DEZ MEDIDAS CONTRA A CORRUPÇÃO
Propostas originais:
1. Aplicação de testes de integridade a agentes públicos
2. Criminalização do enriquecimento ilícito de agentes
públicos incompatível com seus rendimentos
3. Aumento das penas e crime hediondo para corrupção de
altos valores
4. Maior eficiência dos recursos no processo penal, como
evitar recursos protelatórios, e mudanças no habeas corpus
5. Maior celeridade nas ações de improbidade administrativa
e possibilidade de Ministério Público assinar acordo de leniência nesses casos
6. Mudanças no sistema de prescrição penal.

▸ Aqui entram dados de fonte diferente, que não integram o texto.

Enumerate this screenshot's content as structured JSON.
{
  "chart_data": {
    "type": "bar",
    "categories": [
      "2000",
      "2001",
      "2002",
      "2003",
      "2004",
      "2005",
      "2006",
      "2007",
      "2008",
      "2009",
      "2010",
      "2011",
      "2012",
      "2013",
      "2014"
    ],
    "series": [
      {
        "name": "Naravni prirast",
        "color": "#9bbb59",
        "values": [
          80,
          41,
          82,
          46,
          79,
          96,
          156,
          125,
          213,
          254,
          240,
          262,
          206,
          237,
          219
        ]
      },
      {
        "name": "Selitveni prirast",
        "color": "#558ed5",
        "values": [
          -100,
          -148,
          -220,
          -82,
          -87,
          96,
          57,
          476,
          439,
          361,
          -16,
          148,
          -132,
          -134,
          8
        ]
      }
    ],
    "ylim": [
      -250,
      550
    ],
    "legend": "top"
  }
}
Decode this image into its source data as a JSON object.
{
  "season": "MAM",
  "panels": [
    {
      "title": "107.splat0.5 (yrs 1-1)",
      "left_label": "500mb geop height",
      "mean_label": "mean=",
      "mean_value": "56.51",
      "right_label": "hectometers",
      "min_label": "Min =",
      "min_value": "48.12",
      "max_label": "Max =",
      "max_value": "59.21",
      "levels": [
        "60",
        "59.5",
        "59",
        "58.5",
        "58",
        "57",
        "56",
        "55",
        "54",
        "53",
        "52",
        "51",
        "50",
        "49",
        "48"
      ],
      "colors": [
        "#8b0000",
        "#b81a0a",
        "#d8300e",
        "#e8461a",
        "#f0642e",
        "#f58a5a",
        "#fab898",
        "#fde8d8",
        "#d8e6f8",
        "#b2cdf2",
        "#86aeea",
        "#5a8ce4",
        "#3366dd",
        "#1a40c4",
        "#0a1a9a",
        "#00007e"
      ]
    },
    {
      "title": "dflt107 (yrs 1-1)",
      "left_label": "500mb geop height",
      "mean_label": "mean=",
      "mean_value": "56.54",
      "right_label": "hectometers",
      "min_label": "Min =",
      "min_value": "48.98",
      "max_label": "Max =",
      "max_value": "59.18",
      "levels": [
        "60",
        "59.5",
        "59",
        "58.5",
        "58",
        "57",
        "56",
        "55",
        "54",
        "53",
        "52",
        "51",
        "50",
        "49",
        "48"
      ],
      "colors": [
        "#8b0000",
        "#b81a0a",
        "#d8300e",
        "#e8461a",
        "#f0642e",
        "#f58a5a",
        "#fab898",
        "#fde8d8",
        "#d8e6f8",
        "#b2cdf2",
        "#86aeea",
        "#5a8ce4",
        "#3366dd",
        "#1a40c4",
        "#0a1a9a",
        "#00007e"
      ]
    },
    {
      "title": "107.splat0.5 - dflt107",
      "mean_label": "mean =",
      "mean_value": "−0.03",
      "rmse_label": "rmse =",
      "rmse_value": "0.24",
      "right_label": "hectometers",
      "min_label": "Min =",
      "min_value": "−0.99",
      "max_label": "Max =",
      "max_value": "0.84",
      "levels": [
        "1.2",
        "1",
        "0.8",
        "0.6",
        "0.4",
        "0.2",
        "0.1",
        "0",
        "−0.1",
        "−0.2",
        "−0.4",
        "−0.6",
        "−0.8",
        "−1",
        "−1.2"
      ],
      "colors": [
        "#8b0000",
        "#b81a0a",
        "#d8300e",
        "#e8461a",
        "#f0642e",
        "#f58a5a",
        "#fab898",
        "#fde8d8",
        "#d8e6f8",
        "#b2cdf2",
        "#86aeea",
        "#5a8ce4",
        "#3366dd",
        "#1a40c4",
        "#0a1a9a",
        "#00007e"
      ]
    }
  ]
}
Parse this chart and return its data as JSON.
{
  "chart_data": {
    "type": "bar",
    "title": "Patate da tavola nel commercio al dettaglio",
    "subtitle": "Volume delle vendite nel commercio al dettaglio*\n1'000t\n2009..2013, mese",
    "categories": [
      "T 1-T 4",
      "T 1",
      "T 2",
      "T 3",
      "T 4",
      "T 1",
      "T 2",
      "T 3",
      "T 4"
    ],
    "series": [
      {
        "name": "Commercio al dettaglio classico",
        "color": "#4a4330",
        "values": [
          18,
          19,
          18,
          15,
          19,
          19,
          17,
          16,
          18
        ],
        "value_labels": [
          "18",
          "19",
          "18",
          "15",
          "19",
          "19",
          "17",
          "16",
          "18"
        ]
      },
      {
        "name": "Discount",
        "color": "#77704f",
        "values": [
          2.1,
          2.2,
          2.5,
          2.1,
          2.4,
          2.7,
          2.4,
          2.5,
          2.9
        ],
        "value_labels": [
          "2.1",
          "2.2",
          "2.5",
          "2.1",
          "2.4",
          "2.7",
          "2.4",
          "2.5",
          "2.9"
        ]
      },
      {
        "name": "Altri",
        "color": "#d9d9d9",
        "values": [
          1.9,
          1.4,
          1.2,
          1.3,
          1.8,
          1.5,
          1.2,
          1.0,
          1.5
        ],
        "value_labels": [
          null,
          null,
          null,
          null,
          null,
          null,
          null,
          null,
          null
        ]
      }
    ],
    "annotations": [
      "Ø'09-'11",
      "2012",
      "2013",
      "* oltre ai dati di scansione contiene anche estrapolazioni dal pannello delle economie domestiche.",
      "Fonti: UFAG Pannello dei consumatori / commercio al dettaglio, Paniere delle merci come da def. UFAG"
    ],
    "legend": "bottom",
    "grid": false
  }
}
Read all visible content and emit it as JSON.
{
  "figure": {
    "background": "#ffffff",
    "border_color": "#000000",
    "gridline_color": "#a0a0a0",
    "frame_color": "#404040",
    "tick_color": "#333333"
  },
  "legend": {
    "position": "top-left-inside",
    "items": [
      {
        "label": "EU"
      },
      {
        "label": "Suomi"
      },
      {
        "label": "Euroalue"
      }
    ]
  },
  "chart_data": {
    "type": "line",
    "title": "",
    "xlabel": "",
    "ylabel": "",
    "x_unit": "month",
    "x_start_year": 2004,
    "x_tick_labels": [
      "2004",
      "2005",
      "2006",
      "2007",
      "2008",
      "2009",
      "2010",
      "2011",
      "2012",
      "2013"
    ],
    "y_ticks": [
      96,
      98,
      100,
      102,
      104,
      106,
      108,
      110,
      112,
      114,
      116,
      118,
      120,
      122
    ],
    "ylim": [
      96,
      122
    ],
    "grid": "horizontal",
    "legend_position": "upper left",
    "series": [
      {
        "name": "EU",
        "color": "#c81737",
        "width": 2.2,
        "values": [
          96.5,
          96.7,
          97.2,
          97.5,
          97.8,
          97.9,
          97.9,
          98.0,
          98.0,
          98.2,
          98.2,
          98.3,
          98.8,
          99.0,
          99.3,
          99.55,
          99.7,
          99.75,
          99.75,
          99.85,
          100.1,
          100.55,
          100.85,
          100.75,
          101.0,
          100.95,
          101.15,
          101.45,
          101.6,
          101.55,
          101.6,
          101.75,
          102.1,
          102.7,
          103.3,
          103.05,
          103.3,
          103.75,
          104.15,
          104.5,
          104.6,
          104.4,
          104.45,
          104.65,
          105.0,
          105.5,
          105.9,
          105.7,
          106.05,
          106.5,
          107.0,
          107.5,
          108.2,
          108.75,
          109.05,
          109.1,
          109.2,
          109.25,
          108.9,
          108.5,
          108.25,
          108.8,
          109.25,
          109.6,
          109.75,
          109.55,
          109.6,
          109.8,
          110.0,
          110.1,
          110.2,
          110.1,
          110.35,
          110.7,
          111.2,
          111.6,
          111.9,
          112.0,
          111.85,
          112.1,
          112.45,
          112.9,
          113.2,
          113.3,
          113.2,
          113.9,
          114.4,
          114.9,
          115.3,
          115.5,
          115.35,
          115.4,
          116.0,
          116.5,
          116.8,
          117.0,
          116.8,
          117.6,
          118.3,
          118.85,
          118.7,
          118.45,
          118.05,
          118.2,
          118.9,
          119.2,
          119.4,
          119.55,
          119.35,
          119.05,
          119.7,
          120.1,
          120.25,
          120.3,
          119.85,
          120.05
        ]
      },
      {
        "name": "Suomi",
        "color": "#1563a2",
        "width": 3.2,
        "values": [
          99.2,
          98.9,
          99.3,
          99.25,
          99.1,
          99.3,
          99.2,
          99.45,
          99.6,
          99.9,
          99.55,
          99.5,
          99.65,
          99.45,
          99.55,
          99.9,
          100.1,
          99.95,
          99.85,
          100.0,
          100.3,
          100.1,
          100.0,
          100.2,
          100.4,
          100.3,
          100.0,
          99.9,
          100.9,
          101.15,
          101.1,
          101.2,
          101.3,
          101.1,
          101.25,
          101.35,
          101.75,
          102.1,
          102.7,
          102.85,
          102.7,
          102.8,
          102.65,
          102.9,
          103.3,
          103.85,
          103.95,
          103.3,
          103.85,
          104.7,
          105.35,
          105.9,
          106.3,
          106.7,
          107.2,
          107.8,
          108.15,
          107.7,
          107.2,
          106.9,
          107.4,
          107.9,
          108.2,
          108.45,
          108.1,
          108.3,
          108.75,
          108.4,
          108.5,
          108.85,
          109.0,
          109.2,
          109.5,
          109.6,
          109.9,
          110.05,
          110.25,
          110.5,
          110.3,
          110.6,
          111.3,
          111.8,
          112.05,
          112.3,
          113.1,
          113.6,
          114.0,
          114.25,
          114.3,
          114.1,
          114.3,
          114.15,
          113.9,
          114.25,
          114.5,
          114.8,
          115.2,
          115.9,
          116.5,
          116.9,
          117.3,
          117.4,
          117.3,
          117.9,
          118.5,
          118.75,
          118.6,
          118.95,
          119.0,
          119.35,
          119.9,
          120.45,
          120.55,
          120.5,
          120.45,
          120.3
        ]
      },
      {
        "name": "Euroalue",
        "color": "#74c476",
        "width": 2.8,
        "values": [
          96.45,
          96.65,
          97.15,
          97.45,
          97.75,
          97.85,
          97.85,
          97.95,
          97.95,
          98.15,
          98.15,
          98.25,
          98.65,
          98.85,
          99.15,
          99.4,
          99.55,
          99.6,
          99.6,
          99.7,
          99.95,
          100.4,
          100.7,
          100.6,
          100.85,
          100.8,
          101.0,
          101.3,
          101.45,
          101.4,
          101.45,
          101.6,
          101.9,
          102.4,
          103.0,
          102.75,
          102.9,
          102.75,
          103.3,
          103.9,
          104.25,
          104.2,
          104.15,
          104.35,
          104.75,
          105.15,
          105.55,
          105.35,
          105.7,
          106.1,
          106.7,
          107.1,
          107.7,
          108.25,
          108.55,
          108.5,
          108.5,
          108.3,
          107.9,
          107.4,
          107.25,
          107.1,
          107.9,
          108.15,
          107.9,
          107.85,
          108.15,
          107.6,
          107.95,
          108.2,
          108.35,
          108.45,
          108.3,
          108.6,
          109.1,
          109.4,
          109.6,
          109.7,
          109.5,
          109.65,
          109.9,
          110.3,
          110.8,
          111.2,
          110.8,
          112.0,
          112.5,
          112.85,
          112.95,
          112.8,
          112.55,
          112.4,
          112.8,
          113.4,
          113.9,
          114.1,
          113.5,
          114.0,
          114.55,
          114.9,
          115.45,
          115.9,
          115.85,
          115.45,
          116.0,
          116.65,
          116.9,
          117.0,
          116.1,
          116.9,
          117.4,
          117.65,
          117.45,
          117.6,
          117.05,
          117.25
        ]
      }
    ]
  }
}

7. Ajustes nos artigos que tratam das nulidades dos processos
penais, dentre eles a possibilidade de uso de prova ilícita
8. Responsabilização dos partidos políticos e criminalização
do caixa dois
9. Prisão preventiva para assegurar a devolução do dinheiro
desviado
10. Recuperação do lucro derivado do crime
Mãos sujas
No Senado, apesar da manobra para submeter o projeto à
votação em regime de urgência, Renan acabou derrotado pelo voto contrário de 44
dos seus pares. Agora, a proposta seguirá a tramitação normal na Casa, tendo
que passar pelo crivo das comissões e ser novamente discutido com a sociedade.
É nessa nova trincheira que o Ministério Público deposita as suas esperanças.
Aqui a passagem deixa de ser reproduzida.